Totally right, I can recall a older kontakt version (maybe 1.1 or 1.5, dunno) where reverb fx where accumulating in the buffers always even in processReplacing, other buggy plugins aswell showed problems regarding this.Don't alot (some?) hosts, even when they're calling processReplacing(), still clear the buffer anyway. Something to do with supporting buggy plugins that peform an accumulative action even when they're meant to be overwriting the buffer contents.
Can anyone confirm this?
Doogle
But we have even more funny cases, like that old red roland sh101 clone vsti (dont remember the name now) and more plugs from the same developer, wich only implemented processReplacing function iirc.

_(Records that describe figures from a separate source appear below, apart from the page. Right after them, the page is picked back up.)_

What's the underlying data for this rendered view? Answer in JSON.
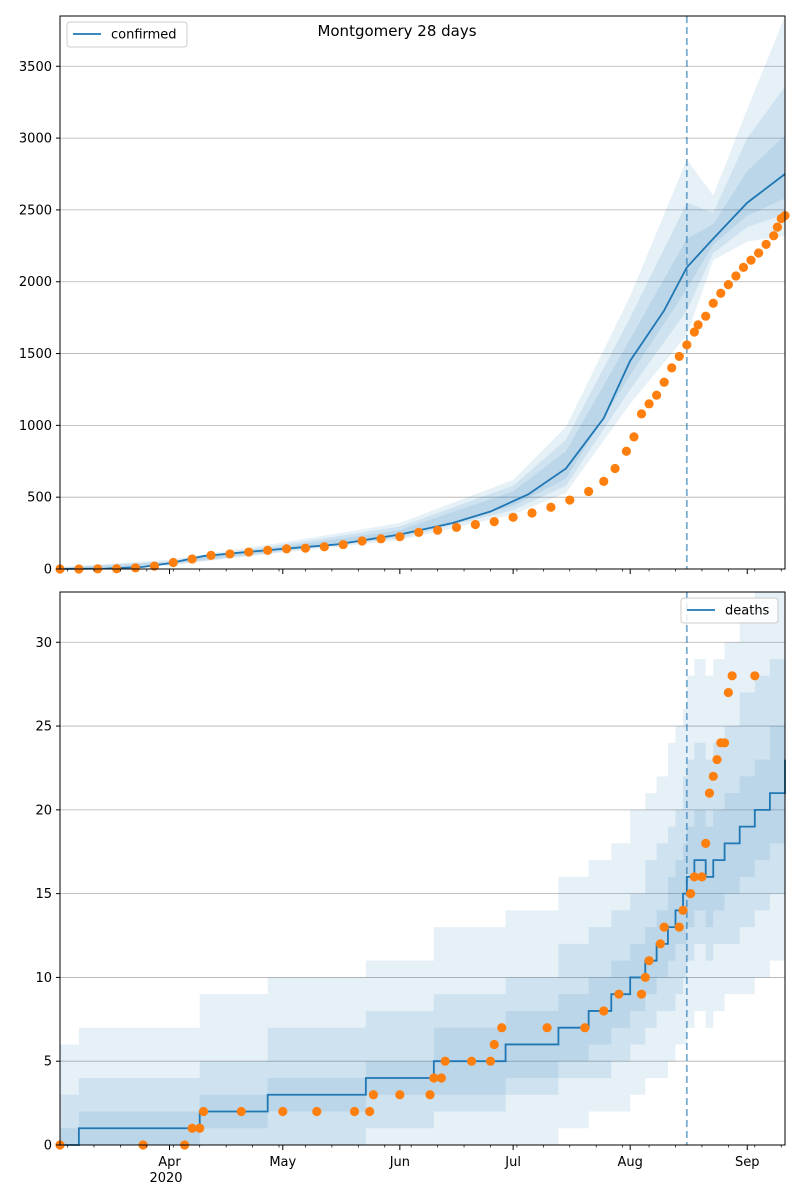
{
  "figure": {
    "title": "Montgomery 28 days"
  },
  "x_axis": {
    "months": [
      "Apr",
      "May",
      "Jun",
      "Jul",
      "Aug",
      "Sep"
    ],
    "year": "2020"
  },
  "colors": {
    "model": "#1f77b4",
    "observed": "#ff7f0e",
    "band": "#1f77b4",
    "grid": "#b0b0b0"
  },
  "chart_data": [
    {
      "type": "line",
      "panel": "top",
      "title": "Montgomery 28 days",
      "xlabel": "",
      "ylabel": "",
      "x_type": "date",
      "xlim": [
        "2020-03-03",
        "2020-09-11"
      ],
      "ylim": [
        0,
        3850
      ],
      "yticks": [
        0,
        500,
        1000,
        1500,
        2000,
        2500,
        3000,
        3500
      ],
      "grid": "horizontal",
      "legend": {
        "label": "confirmed",
        "placement": "top-left"
      },
      "forecast_start": "2020-08-16",
      "series": [
        {
          "name": "confirmed",
          "kind": "model-line",
          "points": [
            [
              "2020-03-03",
              0
            ],
            [
              "2020-03-15",
              3
            ],
            [
              "2020-03-25",
              15
            ],
            [
              "2020-04-01",
              40
            ],
            [
              "2020-04-10",
              90
            ],
            [
              "2020-04-20",
              115
            ],
            [
              "2020-05-01",
              140
            ],
            [
              "2020-05-15",
              170
            ],
            [
              "2020-06-01",
              240
            ],
            [
              "2020-06-15",
              320
            ],
            [
              "2020-06-25",
              400
            ],
            [
              "2020-07-05",
              520
            ],
            [
              "2020-07-15",
              700
            ],
            [
              "2020-07-25",
              1050
            ],
            [
              "2020-08-01",
              1450
            ],
            [
              "2020-08-10",
              1800
            ],
            [
              "2020-08-16",
              2100
            ],
            [
              "2020-08-23",
              2300
            ],
            [
              "2020-09-01",
              2550
            ],
            [
              "2020-09-11",
              2750
            ]
          ],
          "bands": [
            {
              "level": "outer",
              "lower": [
                [
                  "2020-03-03",
                  0
                ],
                [
                  "2020-04-01",
                  25
                ],
                [
                  "2020-05-01",
                  115
                ],
                [
                  "2020-06-01",
                  200
                ],
                [
                  "2020-07-01",
                  380
                ],
                [
                  "2020-07-15",
                  530
                ],
                [
                  "2020-08-01",
                  1150
                ],
                [
                  "2020-08-16",
                  1630
                ],
                [
                  "2020-08-23",
                  2150
                ],
                [
                  "2020-09-01",
                  2280
                ],
                [
                  "2020-09-11",
                  2320
                ]
              ],
              "upper": [
                [
                  "2020-03-03",
                  15
                ],
                [
                  "2020-04-01",
                  65
                ],
                [
                  "2020-05-01",
                  185
                ],
                [
                  "2020-06-01",
                  320
                ],
                [
                  "2020-07-01",
                  620
                ],
                [
                  "2020-07-15",
                  990
                ],
                [
                  "2020-08-01",
                  1900
                ],
                [
                  "2020-08-16",
                  2850
                ],
                [
                  "2020-08-23",
                  2600
                ],
                [
                  "2020-09-01",
                  3200
                ],
                [
                  "2020-09-11",
                  3850
                ]
              ]
            },
            {
              "level": "middle",
              "lower": [
                [
                  "2020-03-03",
                  0
                ],
                [
                  "2020-04-01",
                  30
                ],
                [
                  "2020-05-01",
                  122
                ],
                [
                  "2020-06-01",
                  215
                ],
                [
                  "2020-07-01",
                  410
                ],
                [
                  "2020-07-15",
                  580
                ],
                [
                  "2020-08-01",
                  1250
                ],
                [
                  "2020-08-16",
                  1800
                ],
                [
                  "2020-08-23",
                  2200
                ],
                [
                  "2020-09-01",
                  2380
                ],
                [
                  "2020-09-11",
                  2470
                ]
              ],
              "upper": [
                [
                  "2020-03-03",
                  10
                ],
                [
                  "2020-04-01",
                  55
                ],
                [
                  "2020-05-01",
                  170
                ],
                [
                  "2020-06-01",
                  295
                ],
                [
                  "2020-07-01",
                  580
                ],
                [
                  "2020-07-15",
                  900
                ],
                [
                  "2020-08-01",
                  1750
                ],
                [
                  "2020-08-16",
                  2550
                ],
                [
                  "2020-08-23",
                  2480
                ],
                [
                  "2020-09-01",
                  3000
                ],
                [
                  "2020-09-11",
                  3360
                ]
              ]
            },
            {
              "level": "inner",
              "lower": [
                [
                  "2020-03-03",
                  0
                ],
                [
                  "2020-04-01",
                  35
                ],
                [
                  "2020-05-01",
                  130
                ],
                [
                  "2020-06-01",
                  225
                ],
                [
                  "2020-07-01",
                  440
                ],
                [
                  "2020-07-15",
                  630
                ],
                [
                  "2020-08-01",
                  1350
                ],
                [
                  "2020-08-16",
                  1950
                ],
                [
                  "2020-08-23",
                  2260
                ],
                [
                  "2020-09-01",
                  2460
                ],
                [
                  "2020-09-11",
                  2580
                ]
              ],
              "upper": [
                [
                  "2020-03-03",
                  6
                ],
                [
                  "2020-04-01",
                  48
                ],
                [
                  "2020-05-01",
                  155
                ],
                [
                  "2020-06-01",
                  270
                ],
                [
                  "2020-07-01",
                  540
                ],
                [
                  "2020-07-15",
                  820
                ],
                [
                  "2020-08-01",
                  1600
                ],
                [
                  "2020-08-16",
                  2300
                ],
                [
                  "2020-08-23",
                  2400
                ],
                [
                  "2020-09-01",
                  2770
                ],
                [
                  "2020-09-11",
                  3020
                ]
              ]
            }
          ]
        },
        {
          "name": "",
          "kind": "observed-points",
          "points": [
            [
              "2020-03-03",
              0
            ],
            [
              "2020-03-08",
              0
            ],
            [
              "2020-03-13",
              1
            ],
            [
              "2020-03-18",
              2
            ],
            [
              "2020-03-23",
              8
            ],
            [
              "2020-03-28",
              20
            ],
            [
              "2020-04-02",
              45
            ],
            [
              "2020-04-07",
              70
            ],
            [
              "2020-04-12",
              95
            ],
            [
              "2020-04-17",
              105
            ],
            [
              "2020-04-22",
              118
            ],
            [
              "2020-04-27",
              130
            ],
            [
              "2020-05-02",
              140
            ],
            [
              "2020-05-07",
              145
            ],
            [
              "2020-05-12",
              155
            ],
            [
              "2020-05-17",
              170
            ],
            [
              "2020-05-22",
              195
            ],
            [
              "2020-05-27",
              210
            ],
            [
              "2020-06-01",
              225
            ],
            [
              "2020-06-06",
              255
            ],
            [
              "2020-06-11",
              270
            ],
            [
              "2020-06-16",
              290
            ],
            [
              "2020-06-21",
              310
            ],
            [
              "2020-06-26",
              330
            ],
            [
              "2020-07-01",
              360
            ],
            [
              "2020-07-06",
              390
            ],
            [
              "2020-07-11",
              430
            ],
            [
              "2020-07-16",
              480
            ],
            [
              "2020-07-21",
              540
            ],
            [
              "2020-07-25",
              610
            ],
            [
              "2020-07-28",
              700
            ],
            [
              "2020-07-31",
              820
            ],
            [
              "2020-08-02",
              920
            ],
            [
              "2020-08-04",
              1080
            ],
            [
              "2020-08-06",
              1150
            ],
            [
              "2020-08-08",
              1210
            ],
            [
              "2020-08-10",
              1300
            ],
            [
              "2020-08-12",
              1400
            ],
            [
              "2020-08-14",
              1480
            ],
            [
              "2020-08-16",
              1560
            ],
            [
              "2020-08-18",
              1650
            ],
            [
              "2020-08-19",
              1700
            ],
            [
              "2020-08-21",
              1760
            ],
            [
              "2020-08-23",
              1850
            ],
            [
              "2020-08-25",
              1920
            ],
            [
              "2020-08-27",
              1980
            ],
            [
              "2020-08-29",
              2040
            ],
            [
              "2020-08-31",
              2100
            ],
            [
              "2020-09-02",
              2150
            ],
            [
              "2020-09-04",
              2200
            ],
            [
              "2020-09-06",
              2260
            ],
            [
              "2020-09-08",
              2320
            ],
            [
              "2020-09-09",
              2380
            ],
            [
              "2020-09-10",
              2440
            ],
            [
              "2020-09-11",
              2460
            ]
          ]
        }
      ]
    },
    {
      "type": "line",
      "panel": "bottom",
      "xlabel": "",
      "ylabel": "",
      "x_type": "date",
      "xlim": [
        "2020-03-03",
        "2020-09-11"
      ],
      "ylim": [
        0,
        33
      ],
      "yticks": [
        0,
        5,
        10,
        15,
        20,
        25,
        30
      ],
      "grid": "horizontal",
      "legend": {
        "label": "deaths",
        "placement": "top-right"
      },
      "forecast_start": "2020-08-16",
      "series": [
        {
          "name": "deaths",
          "kind": "model-step",
          "points": [
            [
              "2020-03-03",
              0
            ],
            [
              "2020-03-08",
              1
            ],
            [
              "2020-04-09",
              2
            ],
            [
              "2020-04-27",
              3
            ],
            [
              "2020-05-23",
              4
            ],
            [
              "2020-06-10",
              5
            ],
            [
              "2020-06-29",
              6
            ],
            [
              "2020-07-13",
              7
            ],
            [
              "2020-07-21",
              8
            ],
            [
              "2020-07-27",
              9
            ],
            [
              "2020-08-01",
              10
            ],
            [
              "2020-08-05",
              11
            ],
            [
              "2020-08-08",
              12
            ],
            [
              "2020-08-11",
              13
            ],
            [
              "2020-08-13",
              14
            ],
            [
              "2020-08-15",
              15
            ],
            [
              "2020-08-16",
              16
            ],
            [
              "2020-08-18",
              17
            ],
            [
              "2020-08-21",
              16
            ],
            [
              "2020-08-23",
              17
            ],
            [
              "2020-08-26",
              18
            ],
            [
              "2020-08-30",
              19
            ],
            [
              "2020-09-03",
              20
            ],
            [
              "2020-09-07",
              21
            ],
            [
              "2020-09-11",
              22
            ],
            [
              "2020-09-14",
              23
            ]
          ]
        },
        {
          "name": "",
          "kind": "observed-points",
          "points": [
            [
              "2020-03-03",
              0
            ],
            [
              "2020-03-25",
              0
            ],
            [
              "2020-04-05",
              0
            ],
            [
              "2020-04-07",
              1
            ],
            [
              "2020-04-09",
              1
            ],
            [
              "2020-04-10",
              2
            ],
            [
              "2020-04-20",
              2
            ],
            [
              "2020-05-01",
              2
            ],
            [
              "2020-05-10",
              2
            ],
            [
              "2020-05-20",
              2
            ],
            [
              "2020-05-24",
              2
            ],
            [
              "2020-05-25",
              3
            ],
            [
              "2020-06-01",
              3
            ],
            [
              "2020-06-09",
              3
            ],
            [
              "2020-06-10",
              4
            ],
            [
              "2020-06-12",
              4
            ],
            [
              "2020-06-13",
              5
            ],
            [
              "2020-06-20",
              5
            ],
            [
              "2020-06-25",
              5
            ],
            [
              "2020-06-26",
              6
            ],
            [
              "2020-06-28",
              7
            ],
            [
              "2020-07-10",
              7
            ],
            [
              "2020-07-20",
              7
            ],
            [
              "2020-07-25",
              8
            ],
            [
              "2020-07-29",
              9
            ],
            [
              "2020-08-04",
              9
            ],
            [
              "2020-08-05",
              10
            ],
            [
              "2020-08-06",
              11
            ],
            [
              "2020-08-09",
              12
            ],
            [
              "2020-08-10",
              13
            ],
            [
              "2020-08-14",
              13
            ],
            [
              "2020-08-15",
              14
            ],
            [
              "2020-08-17",
              15
            ],
            [
              "2020-08-18",
              16
            ],
            [
              "2020-08-20",
              16
            ],
            [
              "2020-08-21",
              18
            ],
            [
              "2020-08-22",
              21
            ],
            [
              "2020-08-23",
              22
            ],
            [
              "2020-08-24",
              23
            ],
            [
              "2020-08-25",
              24
            ],
            [
              "2020-08-26",
              24
            ],
            [
              "2020-08-27",
              27
            ],
            [
              "2020-08-28",
              28
            ],
            [
              "2020-09-03",
              28
            ]
          ]
        }
      ]
    }
  ]
}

And of course, the other 464389794134131413 cases of "screwing the VST SDK" that many host developers here probably know, thanks in part to lack of concrete host information and specifications (steiny?), besides other factors.
In my experience the best practice is code plugs in a totally defensive way and keeping to the minimun the dependency of host calls and capabilities.
I second this, but if all host-developers make an agreement in ban/kick/burn in hell/delete/ignore plugins that screws some VST-SDK rule, I'm afraid that your list of your functional plugins would reduce to the ridicule , (hehe, wish bidule developers are reading this =). And you will have an army of users asking you 30941034 times why their favourite synthesizer is not longer working in the host.God, I can't believe anyone writes hosts to be tolerant of ill-behaved plugins. The host should f**king *delete* a plugin that confuses process()/processReplacing().
This is because majority of hosts choosed "hacked" functionality to ensure best compatibility with all plugins rather than "strict" hosting.